Further, given that there was an ongoing legal dispute in which the parties were involved, and the subject of this claim is the content of a letter served on the claimant by an instructing solicitor based on the confidential instructions of the 1st defendant, I am not of the view that defamation proceedings would meet the ends of justice in this particular case. It is perhaps not infrequent that citizens of Saint Vincent and the Grenadines would call upon their attorneys to complain about certain events which may have transpired and to give instructions to convey these sentiments to third parties based on the client’s own interpretation of the events. It would not be in the interest of justice to suggest that a mere denial of the circumstances of the fact relayed in such a letteras those in the present case, should naturally give rise to an action for libel;
(b) At paragraphs 7 and 8 of his statement of claim the claimant admits that he did in fact have a conversation with the 2nd defendant regarding the issues of the clearance and registration of the goods in question with the customs and excise department. He goes as far as accepting the fact that although this conversation took place via telephone, the 2nd defendant was not in her office at the time and promised to get back to him on the issue. The difference between his version and that which was conveyed in the letter was that he denies having “interrogated” the 2nd defendant on the streets about these issues. Despite this, he claims that the content of the letter infers corrupt, unprofessional and unethical practices.Whilst it may be seen to some as unprofessional for an attorney to approach an individual on the street to confront her about such matters, the fact that the claimant admits to a conversation having taken place about the same issue,draws me to the conclusion that this case cannot serve the purpose of protecting his reputation against the notion that he is a corrupt and unethical attorney;
(c) Despite the fact that the claimant asserts that the letter was “transmitted via the internet”, the claim pleaded was that the letter was forwarded via electronic mail to his office and to the email address of his client and the client’s spouse. In Jameel v. Dow Jones & Co, the words complained of were published via an internet website. Despite this, the defendants were able to show that only 5 persons accessed the link to the publication in question. The damage done to the claimants’ reputation in such circumstances may be deemed to be de minimis to the extent that the court’s resources, as well as those of the parties, are not best spent on litigation; especially given the peculiar circumstances of this case.

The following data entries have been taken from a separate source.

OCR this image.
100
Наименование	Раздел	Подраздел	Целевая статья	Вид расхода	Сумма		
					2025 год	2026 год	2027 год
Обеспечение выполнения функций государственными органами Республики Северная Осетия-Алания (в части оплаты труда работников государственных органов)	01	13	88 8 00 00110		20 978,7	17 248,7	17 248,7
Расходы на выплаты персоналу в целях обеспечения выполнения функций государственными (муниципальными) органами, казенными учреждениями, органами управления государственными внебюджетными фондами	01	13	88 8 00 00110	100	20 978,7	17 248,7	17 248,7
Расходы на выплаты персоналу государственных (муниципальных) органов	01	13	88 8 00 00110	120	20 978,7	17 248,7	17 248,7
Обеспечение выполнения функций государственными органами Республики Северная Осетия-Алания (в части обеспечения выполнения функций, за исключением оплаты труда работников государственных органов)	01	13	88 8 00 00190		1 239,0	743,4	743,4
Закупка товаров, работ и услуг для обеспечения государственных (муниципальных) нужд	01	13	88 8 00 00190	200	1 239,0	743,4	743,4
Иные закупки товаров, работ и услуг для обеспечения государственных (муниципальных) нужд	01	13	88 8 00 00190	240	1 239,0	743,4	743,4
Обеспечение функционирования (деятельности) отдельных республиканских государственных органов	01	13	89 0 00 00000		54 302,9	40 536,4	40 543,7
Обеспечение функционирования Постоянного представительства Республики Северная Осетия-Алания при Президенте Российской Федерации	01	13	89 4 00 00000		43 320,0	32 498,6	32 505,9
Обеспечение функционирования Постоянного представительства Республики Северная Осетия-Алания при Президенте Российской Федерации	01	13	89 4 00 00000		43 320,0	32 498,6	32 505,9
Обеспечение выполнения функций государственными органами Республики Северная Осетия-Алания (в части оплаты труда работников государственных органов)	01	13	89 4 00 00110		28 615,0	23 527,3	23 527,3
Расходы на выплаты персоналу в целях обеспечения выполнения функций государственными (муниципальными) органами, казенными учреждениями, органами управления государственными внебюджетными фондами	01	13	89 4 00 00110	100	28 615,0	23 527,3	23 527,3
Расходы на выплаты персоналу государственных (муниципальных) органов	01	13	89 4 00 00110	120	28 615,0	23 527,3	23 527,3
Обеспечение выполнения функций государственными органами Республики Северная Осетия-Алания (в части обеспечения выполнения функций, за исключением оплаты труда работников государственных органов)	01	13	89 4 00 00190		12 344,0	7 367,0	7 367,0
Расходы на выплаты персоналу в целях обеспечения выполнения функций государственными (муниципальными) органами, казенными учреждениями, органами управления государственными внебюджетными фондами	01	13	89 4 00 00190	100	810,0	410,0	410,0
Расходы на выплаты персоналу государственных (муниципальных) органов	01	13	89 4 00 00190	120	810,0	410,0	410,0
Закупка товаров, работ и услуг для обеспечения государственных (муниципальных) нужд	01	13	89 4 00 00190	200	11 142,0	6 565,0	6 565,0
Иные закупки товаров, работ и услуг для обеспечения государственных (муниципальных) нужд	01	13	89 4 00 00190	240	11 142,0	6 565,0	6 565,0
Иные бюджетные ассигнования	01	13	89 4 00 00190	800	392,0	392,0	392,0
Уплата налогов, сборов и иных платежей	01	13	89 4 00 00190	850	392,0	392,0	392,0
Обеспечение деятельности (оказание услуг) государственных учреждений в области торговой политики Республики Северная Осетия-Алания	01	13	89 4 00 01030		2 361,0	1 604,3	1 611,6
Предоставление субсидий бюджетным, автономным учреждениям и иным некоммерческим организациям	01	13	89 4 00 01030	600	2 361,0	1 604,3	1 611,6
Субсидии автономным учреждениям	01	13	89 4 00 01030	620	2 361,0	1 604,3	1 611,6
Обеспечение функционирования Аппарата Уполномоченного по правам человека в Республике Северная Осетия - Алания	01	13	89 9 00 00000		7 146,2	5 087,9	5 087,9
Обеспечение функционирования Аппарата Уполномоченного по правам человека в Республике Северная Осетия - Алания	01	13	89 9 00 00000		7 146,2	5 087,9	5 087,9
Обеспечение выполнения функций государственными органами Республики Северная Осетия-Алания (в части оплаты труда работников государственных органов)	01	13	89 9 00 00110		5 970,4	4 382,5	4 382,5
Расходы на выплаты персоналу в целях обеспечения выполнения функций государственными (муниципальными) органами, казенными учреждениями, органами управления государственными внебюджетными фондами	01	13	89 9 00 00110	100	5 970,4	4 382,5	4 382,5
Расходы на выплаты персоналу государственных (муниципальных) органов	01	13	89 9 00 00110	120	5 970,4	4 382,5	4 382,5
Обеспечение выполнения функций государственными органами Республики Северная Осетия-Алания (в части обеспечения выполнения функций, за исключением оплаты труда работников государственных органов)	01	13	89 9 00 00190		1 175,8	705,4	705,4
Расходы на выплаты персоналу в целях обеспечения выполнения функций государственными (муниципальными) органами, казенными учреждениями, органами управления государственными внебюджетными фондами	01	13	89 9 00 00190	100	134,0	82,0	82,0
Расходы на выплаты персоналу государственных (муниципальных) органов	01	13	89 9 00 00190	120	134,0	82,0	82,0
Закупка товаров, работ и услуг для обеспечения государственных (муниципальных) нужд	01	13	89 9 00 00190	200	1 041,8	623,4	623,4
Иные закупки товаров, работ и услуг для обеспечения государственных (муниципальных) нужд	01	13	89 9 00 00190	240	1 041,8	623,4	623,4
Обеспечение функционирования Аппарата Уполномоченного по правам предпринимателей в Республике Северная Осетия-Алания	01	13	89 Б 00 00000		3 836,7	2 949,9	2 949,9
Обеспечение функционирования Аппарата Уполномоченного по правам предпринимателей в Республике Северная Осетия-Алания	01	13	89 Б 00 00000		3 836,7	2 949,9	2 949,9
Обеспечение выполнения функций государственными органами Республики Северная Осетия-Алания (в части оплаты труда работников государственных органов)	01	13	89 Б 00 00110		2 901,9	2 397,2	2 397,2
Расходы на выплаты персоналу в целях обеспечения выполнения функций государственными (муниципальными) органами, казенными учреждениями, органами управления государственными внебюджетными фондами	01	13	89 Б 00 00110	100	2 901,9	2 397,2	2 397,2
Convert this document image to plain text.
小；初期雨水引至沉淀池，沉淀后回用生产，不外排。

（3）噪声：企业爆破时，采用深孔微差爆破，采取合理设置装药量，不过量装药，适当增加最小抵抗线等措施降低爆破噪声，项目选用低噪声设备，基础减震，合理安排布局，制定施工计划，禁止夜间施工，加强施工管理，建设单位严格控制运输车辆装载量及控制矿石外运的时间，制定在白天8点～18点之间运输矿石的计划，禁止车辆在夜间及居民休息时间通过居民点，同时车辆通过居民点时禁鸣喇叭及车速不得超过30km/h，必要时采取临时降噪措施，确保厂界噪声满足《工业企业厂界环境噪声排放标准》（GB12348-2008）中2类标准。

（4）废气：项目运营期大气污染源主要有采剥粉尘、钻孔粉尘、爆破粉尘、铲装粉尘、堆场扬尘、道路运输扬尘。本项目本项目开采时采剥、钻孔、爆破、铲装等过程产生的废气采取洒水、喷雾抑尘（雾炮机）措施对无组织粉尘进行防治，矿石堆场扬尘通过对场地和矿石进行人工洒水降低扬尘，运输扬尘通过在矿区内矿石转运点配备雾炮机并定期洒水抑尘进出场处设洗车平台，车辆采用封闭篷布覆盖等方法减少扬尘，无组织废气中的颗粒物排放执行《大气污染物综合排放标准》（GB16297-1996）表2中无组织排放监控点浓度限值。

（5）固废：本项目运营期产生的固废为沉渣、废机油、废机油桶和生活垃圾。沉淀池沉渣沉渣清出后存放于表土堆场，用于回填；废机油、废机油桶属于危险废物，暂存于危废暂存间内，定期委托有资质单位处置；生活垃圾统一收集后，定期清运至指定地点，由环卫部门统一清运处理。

In summary, the 1st defendant asserts that “the case at bar is one which justifies the exercise of the court’s unique jurisdiction to strike out, as an abuse of process, proceedings that do not serve the legitimate purpose of protecting the claimant’s reputation, such that the costs of proceedings will be out of all proportion to the damages and vindication which can be achieved. “ I agree with that sentiment and find that this matter ought to be struck out as an abuse of the process of the court pursuant to rule 26.3(1)(c) of the CPR.
In the circumstances I make the following orders and declarations:
(a) The words complained of by the claimant are not capable of bearing the meaning or
meanings attributed to them in the statement of case;
(b) The claim amounts to an abuse of the process of the court;
(c) The claim is struck out pursuant to rule 69.4(2) and 26.3(1)(c) of the Civil Procedure Rules
(d) The claimant will pay costs to the defendants in the sum of $1000.00 each.